Престарелый церковный староста всплеснул руками.
– Так вы тот мальчик! – воскликнул он. – Да, конечно, ведь теперь он должен быть уже взрослым мужчиной. Ну, бедное мое дитя, вы можете смело сказать, что у вас был горячо любящий отец!
Мариус взял старика под руку и проводил до дома. На следующий день он сказал Жильнорману:
– Мы с друзьями собираемся на охоту. Можно мне съездить на три дня?
– Хоть на четыре! – ответил дед. – Поезжай, развлекись.
И, подмигнув, шепнул дочери:
– Какая-нибудь интрижка!
Глава шестая. К чему может привести встреча с церковным старостой
Куда ездил Мариус, станет ясно дальше.
Мариус отсутствовал три дня; по возвращении в Париж он отправился в библиотеку юридического факультета и потребовал комплект Монитера.
Он прочитал от корки до корки весь Монитер, все исторические сочинения о Республике и Империи, Мемориал святой Елены, воспоминания, дневники, бюллетени, воззвания, – он проглотил все. Встретив впервые имя отца на страницах бюллетеней великой армии, он целую неделю потом был как в лихорадке. Он побывал у генералов, под начальством которых служил Жорж Понмерси, в том числе у графа Г. Церковный староста Мабеф, которого он посетил вторично, описал ему образ жизни полковника, не имевшего ничего, кроме пенсии, рассказал ему о его цветах и уединении в Верноне. Так Мариусу удалось узнать до конца этого редкостного, возвышенной и кроткой души человека, это сочетание льва и ягненка, каким был его отец.
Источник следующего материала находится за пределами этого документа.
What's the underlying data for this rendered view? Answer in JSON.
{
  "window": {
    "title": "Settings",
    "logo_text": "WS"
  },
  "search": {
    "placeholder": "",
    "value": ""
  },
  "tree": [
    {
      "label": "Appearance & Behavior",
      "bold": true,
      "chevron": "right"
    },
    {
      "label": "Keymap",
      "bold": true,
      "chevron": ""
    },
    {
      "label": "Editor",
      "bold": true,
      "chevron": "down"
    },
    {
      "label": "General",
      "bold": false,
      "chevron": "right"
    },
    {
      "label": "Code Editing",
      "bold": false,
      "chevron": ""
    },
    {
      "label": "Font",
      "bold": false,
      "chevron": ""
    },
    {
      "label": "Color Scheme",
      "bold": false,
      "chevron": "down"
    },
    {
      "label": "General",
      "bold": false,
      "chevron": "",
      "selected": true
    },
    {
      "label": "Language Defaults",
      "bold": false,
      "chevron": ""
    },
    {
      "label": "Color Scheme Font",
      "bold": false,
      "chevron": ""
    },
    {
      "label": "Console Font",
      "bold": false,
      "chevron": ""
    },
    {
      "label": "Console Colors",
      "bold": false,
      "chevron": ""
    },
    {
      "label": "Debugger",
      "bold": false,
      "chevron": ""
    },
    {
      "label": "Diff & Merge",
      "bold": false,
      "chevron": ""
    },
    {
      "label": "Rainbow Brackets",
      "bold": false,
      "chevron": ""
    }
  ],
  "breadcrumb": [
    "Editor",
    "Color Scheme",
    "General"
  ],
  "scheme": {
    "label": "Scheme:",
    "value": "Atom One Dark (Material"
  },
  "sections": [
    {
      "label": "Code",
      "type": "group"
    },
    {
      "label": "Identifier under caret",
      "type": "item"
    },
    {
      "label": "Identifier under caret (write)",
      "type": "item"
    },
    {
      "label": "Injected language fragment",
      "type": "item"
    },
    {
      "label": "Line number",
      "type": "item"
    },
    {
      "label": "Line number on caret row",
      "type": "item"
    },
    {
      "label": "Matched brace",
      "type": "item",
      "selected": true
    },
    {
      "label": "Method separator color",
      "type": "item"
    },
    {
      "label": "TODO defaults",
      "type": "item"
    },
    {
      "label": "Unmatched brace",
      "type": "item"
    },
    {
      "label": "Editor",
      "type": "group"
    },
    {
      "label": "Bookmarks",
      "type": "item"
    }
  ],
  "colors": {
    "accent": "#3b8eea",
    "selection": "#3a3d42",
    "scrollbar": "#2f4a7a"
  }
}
Между тем, погруженный в свои изыскания, поглощавшие его время и мысли, он почти перестал видеться с Жильнорманами. В положенные часы он появлялся к столу, а потом его было не сыскать. Тетка ворчала, а дедушка Жильнорман посмеивался: «Эге – ге! Пришла пора девчонок!» Иногда старик прибавлял: «Я-то думал, черт побери, что это интрижка, а это, кажется, настоящая страсть».
Это и в самом деле была настоящая страсть. Мариус начинал боготворить отца.
Во взглядах его также совершался переворот. Переворот этот имел множество последовательно сменявшихся фазисов. Поскольку описываемое нами является историей многих умов нашего времени, мы считаем небесполезным перечислить и шаг за шагом проследить эти фазисы.
Прошлое, в которое он заглянул, ошеломило его.
Он был прежде всего ослеплен им.
До тех пор Республика, Империя были для него лишь отвратительными словами. Республика – гильотиной, встающей из полутьмы. Империя – саблею в ночи. Бросив туда взгляд, он с беспредельным изумлением, смешанным со страхом и радостью, увидел там, где ожидал найти лишь хаос и мрак, сверкающие звезды – Мирабо, Верньо, Сен-Жюста, Робеспьера, Камилла Демулена, Дантона и восходящее солнце-Наполеона. Он не понимал, что с ним, и пятился назад, ничего не видя, ослепленный блеском. Когда первое чувство удивления прошло, он, понемногу привыкнув к столь яркому свету, стал воспринимать описываемые события, не чувствуя головокружения, и рассматривать действующих лиц без содрогания; Революция, Империя отчетливо предстали теперь перед его умственным взором. Обе эти группы событий, вместе с людьми, которые в них участвовали, свелись для него к двум фактам величайшего значения: Республика – к суверенитету прав гражданина, возвращенных народу; Империя – к суверенитету французской мысли, установленному в Европе. Он увидел за Революцией великий образ народа, за Империей – великий образ Франции. И он признал в душе, что все это прекрасно.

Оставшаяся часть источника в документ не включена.